A KVUE Defenders investigation identified at least 85 other patients in Texas who died shortly following dental procedures from 2010 to 2015.
In his 2015 investigative series, “Deadly Dentistry,” former Dallas Morning reporter Brooks Egerton found most dentists associated with those dead patients were never disciplined by the Texas State Board of Dental Examiners.
Details about patient deaths are often kept secret from the public. “Even in the rare cases when people are disciplined, you’re probably not going to know pretty much from the records that are made public,” said Egerton.

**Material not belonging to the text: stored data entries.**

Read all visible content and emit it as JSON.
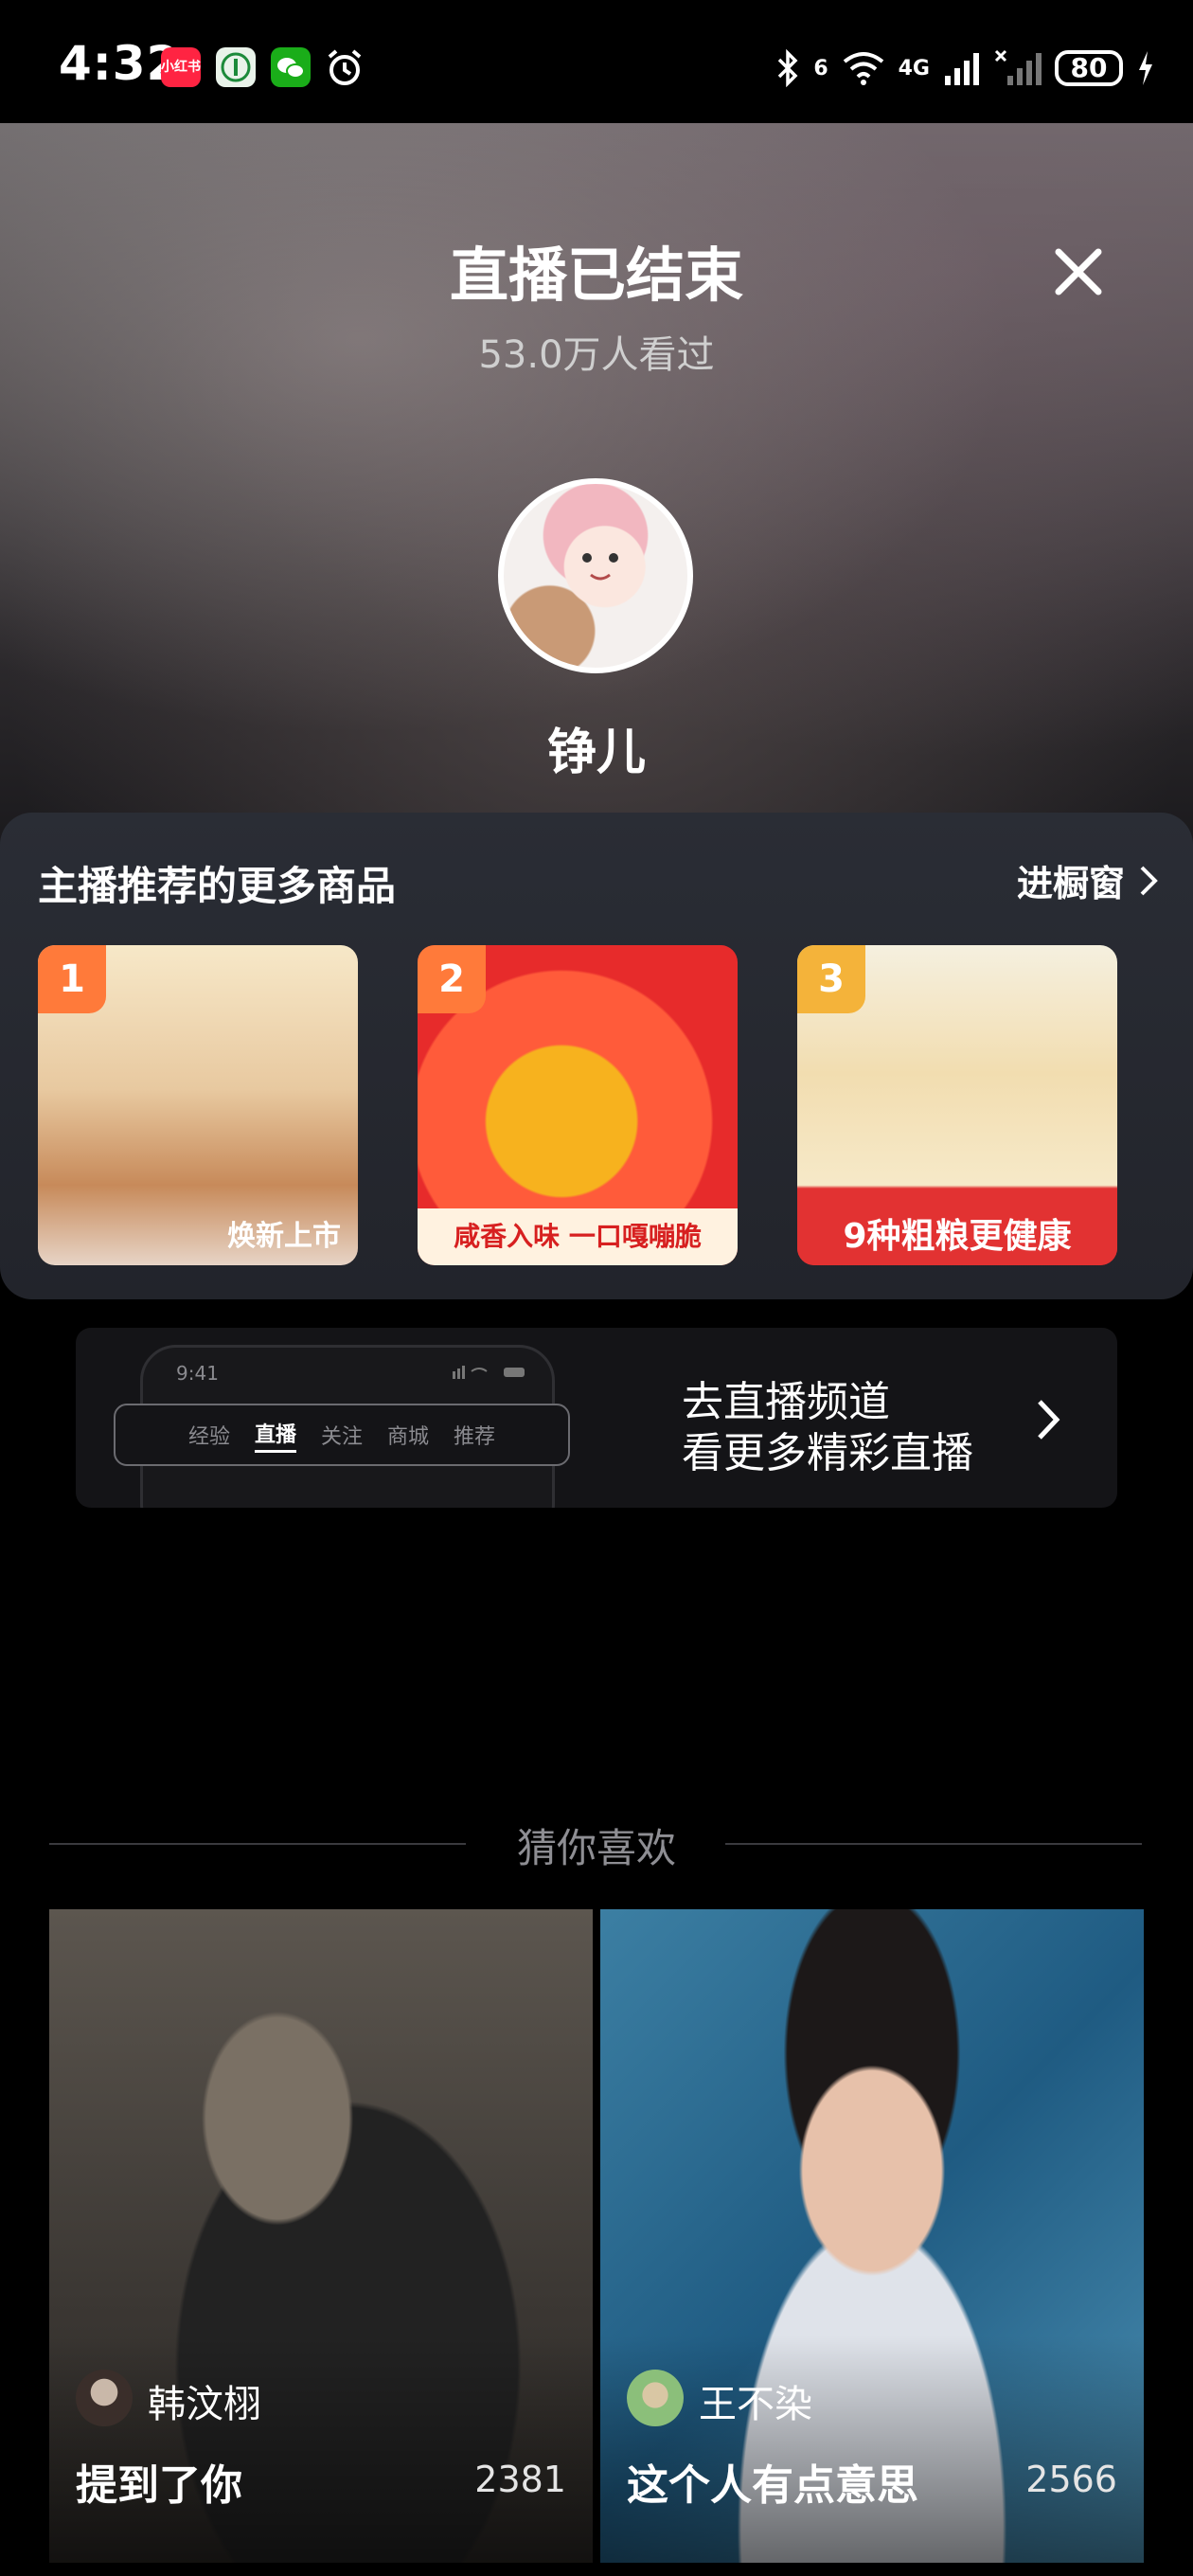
{
  "status_bar": {
    "time": "4:32",
    "apps": [
      {
        "name": "xiaohongshu-icon",
        "label": "小红书"
      },
      {
        "name": "green-app-icon",
        "label": ""
      },
      {
        "name": "wechat-icon",
        "label": ""
      },
      {
        "name": "alarm-icon",
        "label": ""
      }
    ],
    "network_left": "6",
    "network_right": "4G",
    "battery": "80"
  },
  "header": {
    "title": "直播已结束",
    "viewers": "53.0万人看过",
    "close_icon": "close-icon",
    "streamer_name": "铮儿"
  },
  "products": {
    "title": "主播推荐的更多商品",
    "showcase_label": "进橱窗",
    "items": [
      {
        "rank": "1",
        "caption": "焕新上市"
      },
      {
        "rank": "2",
        "caption": "咸香入味 一口嘎嘣脆"
      },
      {
        "rank": "3",
        "caption": "9种粗粮更健康"
      }
    ]
  },
  "live_banner": {
    "mock_time": "9:41",
    "mock_tabs": [
      "经验",
      "直播",
      "关注",
      "商城",
      "推荐"
    ],
    "mock_active_tab": "直播",
    "line1": "去直播频道",
    "line2": "看更多精彩直播"
  },
  "guess": {
    "title": "猜你喜欢",
    "cards": [
      {
        "name": "韩汶栩",
        "title": "提到了你",
        "count": "2381"
      },
      {
        "name": "王不染",
        "title": "这个人有点意思",
        "count": "2566"
      }
    ]
  },
  "colors": {
    "background": "#000000",
    "panel": "#272a31",
    "rank_badge": "#ff7a3a"
  }
}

Kelly Parker is the executive director of the dental board and has been with the agency since September.
Parker says state investigator found most of those 85 deaths were not due to negligence. Even so, the public is not allowed to know what caused the deaths. "It’s not that they can’t know, is just as an agency, there are only certain things that we can report about investigative files."
State law prohibits the board from releasing details about deaths unless the dentist is disciplined.
Earlier this year, four-year-old Nevaeha Hall also went under anesthesia for a dental procedure. Her mother believes her daughter suffered severe brain damage after their Houston dentist improperly used anesthesia for a procedure.
“Just the whole time they just assured us everything was gonna be okay, and the next time we were allowed to come in was when the paramedics were actually coming back. That was about four hours later.” said Courissa Clark, Hall’s mother at a news conference in March.
In April 2016, the Sunset Advisory Commission released a report criticizing the board. The commission’s mission is to evaluate the effectiveness of state agencies every few years and then make recommendations to state lawmakers. The commission concluded the board “lacks the authority and resources to routinely inspect the offices of dentists providing some anesthesia services and does not require written emergency action plans for any dentist administering anesthesia.”
Parker agreed with the Sunset’s findings, but admits the board’s hand are tied. The board currently has the authority to inspect some, but not higher levels of anesthesia use by dentists. “We do not have staff or the funding to inspect those levels as it is," said Parker.